Сыдор хэкнул, кивнул. Махнул рукой Будимилу.
Наливали здесь умело. По самые края, но так, чтоб ни капельки не скатилось по пузатому боку чарки.
Пили тоже умело. Все. Даже королевна. Годимир подумал, что может не угнаться за остальными, если корчага Будимила изначально была полна хотя бы на две трети.
Занюхав или зажевав — тут уж кто как предпочитает, — разбойники и примкнувший к ним странствующий рыцарь заработали ложками. Варево в котелке не только отменно пахло, но и вкусом соперничало с лучшими яствами, виденными когда-либо Годимиром. Или сказалось длительное голодание? Не зря же говорят, что сытому полынь, то голодному — слаще меда.
А когда насытились, словинец задал давно терзающий его вопрос:
— А зачем ты, Сыдор, мне все это рассказывал? Ну, про Заречье, про наследование, про остальное… Мне зачем это знать? Неужто просто так языком болтал?
Главарь помолчал. Прочие, присутствующие на трапезе, тоже хранили молчание. Серьезное, солидное, близкое к похоронному.
— Ладно, пан рыцарь. Скажу, — наконец-то выдавил из себя Сыдор. — Думал, сладкая бузина, ты сам догадаешься… Ан, нет. Придется растолковывать. С собой я тебя зову.
— Заречьем править, что ли? — не удержался, съязвил Годимир. И тут же пожалел о сказанном, заметив, как дернулась щека разбойника.
— Править Заречьем у меня есть с кем. — Его пальцы накрыли узкую ладонь Аделии. — Уяснил, сладкая бузина? А тебе хочу предложить сражаться вместе со мной. Не так много у меня людей, воинскому делу с детства обученных, разбирающихся, как войско выстроить, когда атаку скомандовать или там отступление. Потом-то, конечно, их с избытком будет. Паны-рыцари они везде одинаковы — набегут, только свистни, сладкая бузина. Но я тебе предлагаю быть среди первых. Тогда и место займешь в новом королевстве, какое сам захочешь, а не какое останется после дележа.
Годимир задумался. Заманчиво, нечего сказать. Вряд ли хоть где-нибудь ему предложат большее. Ни сейчас, ни в старости. Мелкопоместный паныч, небогатый, хоть и старого роду, сам себя рыцарем объявивший — к счастью, знают об это немногие, но из песни слова не выкинешь.
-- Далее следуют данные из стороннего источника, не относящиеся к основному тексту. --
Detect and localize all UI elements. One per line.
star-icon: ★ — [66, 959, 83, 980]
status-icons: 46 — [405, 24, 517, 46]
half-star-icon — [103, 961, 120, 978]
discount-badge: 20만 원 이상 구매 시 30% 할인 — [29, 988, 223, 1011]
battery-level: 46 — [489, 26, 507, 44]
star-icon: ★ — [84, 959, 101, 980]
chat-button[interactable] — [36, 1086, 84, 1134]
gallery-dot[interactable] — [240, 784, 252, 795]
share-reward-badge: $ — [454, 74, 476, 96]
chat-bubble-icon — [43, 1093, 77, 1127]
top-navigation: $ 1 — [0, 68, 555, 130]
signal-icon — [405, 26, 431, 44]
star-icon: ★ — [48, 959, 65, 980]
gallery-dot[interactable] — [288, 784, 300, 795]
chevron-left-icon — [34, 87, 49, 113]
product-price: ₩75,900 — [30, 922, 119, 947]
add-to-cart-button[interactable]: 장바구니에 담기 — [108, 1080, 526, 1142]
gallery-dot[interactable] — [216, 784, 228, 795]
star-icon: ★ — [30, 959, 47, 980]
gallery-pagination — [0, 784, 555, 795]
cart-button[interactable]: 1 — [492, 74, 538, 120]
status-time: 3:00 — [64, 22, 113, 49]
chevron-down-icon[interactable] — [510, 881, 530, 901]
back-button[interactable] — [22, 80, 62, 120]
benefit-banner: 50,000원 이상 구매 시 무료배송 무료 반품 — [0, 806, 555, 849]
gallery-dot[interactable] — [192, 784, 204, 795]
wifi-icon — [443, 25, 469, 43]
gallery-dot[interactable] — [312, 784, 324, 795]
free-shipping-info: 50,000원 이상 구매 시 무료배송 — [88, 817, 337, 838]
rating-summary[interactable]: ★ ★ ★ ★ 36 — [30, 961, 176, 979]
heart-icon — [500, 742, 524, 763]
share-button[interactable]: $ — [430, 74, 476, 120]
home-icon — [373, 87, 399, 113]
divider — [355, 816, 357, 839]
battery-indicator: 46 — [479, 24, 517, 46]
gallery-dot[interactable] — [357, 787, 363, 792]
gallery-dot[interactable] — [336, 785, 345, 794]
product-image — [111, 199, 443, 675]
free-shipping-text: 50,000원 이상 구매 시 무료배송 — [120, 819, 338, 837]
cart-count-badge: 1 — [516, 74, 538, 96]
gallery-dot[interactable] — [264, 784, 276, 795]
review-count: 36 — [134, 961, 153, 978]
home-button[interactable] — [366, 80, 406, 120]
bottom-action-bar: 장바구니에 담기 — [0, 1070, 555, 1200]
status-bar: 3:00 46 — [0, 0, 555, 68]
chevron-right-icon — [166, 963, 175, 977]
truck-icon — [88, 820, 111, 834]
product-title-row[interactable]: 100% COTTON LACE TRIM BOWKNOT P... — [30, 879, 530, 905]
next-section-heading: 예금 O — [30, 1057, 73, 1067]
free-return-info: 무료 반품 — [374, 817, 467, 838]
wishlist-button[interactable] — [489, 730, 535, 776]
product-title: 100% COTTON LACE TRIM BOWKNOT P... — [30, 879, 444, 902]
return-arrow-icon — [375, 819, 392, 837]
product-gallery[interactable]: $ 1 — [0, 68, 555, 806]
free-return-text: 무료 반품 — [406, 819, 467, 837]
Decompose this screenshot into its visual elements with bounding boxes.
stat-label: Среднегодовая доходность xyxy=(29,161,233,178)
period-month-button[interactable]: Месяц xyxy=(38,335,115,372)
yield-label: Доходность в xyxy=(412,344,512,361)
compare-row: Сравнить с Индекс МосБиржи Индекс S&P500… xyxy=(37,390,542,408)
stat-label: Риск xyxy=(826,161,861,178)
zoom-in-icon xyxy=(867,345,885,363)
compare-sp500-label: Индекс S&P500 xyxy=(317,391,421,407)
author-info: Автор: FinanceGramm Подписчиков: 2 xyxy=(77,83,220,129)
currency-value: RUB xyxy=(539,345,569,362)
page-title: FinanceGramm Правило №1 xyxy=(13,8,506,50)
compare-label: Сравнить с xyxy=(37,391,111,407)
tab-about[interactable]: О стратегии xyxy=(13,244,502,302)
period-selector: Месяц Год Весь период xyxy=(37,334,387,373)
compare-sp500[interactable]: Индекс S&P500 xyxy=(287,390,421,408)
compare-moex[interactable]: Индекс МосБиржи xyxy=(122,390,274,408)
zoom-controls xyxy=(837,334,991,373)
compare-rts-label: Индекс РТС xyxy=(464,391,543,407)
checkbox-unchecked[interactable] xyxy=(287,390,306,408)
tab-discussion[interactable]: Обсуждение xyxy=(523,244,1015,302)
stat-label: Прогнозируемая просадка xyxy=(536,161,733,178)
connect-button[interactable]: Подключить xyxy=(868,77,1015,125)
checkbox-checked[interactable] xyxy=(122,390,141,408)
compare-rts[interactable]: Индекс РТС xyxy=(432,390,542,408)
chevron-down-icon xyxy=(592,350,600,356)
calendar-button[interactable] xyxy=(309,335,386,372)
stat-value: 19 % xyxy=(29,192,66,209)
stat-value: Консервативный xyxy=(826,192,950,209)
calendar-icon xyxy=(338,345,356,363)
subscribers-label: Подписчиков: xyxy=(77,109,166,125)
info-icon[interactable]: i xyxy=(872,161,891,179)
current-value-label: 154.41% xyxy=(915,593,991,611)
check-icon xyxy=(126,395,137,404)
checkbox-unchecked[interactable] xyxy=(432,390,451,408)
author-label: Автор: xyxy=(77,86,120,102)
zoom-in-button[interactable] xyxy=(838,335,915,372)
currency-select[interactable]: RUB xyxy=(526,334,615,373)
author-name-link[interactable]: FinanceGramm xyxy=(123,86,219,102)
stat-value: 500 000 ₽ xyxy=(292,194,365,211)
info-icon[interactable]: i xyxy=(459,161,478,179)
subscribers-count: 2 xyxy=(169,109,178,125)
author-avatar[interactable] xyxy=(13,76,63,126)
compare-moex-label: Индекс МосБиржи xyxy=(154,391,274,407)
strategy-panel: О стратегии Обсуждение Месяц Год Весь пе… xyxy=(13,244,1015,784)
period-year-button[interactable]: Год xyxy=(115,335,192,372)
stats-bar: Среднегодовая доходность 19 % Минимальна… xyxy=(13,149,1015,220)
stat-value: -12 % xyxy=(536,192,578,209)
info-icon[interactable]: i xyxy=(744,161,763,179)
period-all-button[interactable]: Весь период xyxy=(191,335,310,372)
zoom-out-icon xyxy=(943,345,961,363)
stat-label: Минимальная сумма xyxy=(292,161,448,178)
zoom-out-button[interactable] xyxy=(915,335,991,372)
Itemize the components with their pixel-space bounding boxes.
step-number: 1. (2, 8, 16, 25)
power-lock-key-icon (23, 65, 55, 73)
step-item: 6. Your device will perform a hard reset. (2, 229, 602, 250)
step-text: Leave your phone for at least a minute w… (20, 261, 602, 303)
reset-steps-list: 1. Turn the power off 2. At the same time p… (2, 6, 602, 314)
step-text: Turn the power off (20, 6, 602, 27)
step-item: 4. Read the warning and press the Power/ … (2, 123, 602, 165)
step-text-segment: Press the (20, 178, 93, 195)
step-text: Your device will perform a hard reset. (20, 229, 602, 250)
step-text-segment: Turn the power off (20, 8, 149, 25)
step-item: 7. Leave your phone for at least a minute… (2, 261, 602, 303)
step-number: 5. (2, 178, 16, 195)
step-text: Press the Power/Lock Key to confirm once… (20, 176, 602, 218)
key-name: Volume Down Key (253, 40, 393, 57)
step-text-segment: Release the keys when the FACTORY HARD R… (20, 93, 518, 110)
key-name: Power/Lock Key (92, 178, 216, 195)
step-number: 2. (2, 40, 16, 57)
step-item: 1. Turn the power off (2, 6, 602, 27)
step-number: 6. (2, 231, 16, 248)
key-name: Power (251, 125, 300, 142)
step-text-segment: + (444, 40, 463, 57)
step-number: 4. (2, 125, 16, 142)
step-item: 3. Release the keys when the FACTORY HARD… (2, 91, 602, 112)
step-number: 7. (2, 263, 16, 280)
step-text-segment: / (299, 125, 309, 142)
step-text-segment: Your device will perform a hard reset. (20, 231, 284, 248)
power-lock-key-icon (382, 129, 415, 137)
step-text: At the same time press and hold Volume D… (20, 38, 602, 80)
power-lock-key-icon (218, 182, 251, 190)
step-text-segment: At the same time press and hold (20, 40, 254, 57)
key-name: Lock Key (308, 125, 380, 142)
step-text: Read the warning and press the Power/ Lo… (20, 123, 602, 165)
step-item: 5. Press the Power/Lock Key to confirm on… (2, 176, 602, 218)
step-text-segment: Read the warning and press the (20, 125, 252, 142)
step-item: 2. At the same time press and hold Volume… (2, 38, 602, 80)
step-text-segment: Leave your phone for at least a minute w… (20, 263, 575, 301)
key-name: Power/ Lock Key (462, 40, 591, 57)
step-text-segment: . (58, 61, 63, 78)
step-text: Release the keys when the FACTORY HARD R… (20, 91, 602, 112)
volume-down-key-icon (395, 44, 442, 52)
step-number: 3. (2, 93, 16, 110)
На роду ему написано всю жизнь сражаться: то с чудищами, то с нежитью, то с людьми-злодеями — и так пока кто-то из них не окажется сильнее, ловчее, хитрее. А тут — почет, уважение и богатство. И слава воинская, само собой. Пока Сыдор Заречье объединит, не одно и даже не десять сражений произойдет.
Ой, как заманчиво…
Но, с другой стороны, Сыдор — разбойник и душегуб. Стоит ли ожидать, что, заделавшись правителем, он начнет править мудро и справедливо? Утихомирит жадных и накормит голодных, как Господь завещал всем искренне верующим? Свежо предание, но верится с трудом. Аделия, может, и повелась на заманчивые речи, но он-то, Годимир герба Косой Крест из Чечевичей, жизнью нещадно бит и в чудеса давно не верит. Нужно оно тебе? Поможешь малостью, а потом перед смертью всех грехов не отмолишь.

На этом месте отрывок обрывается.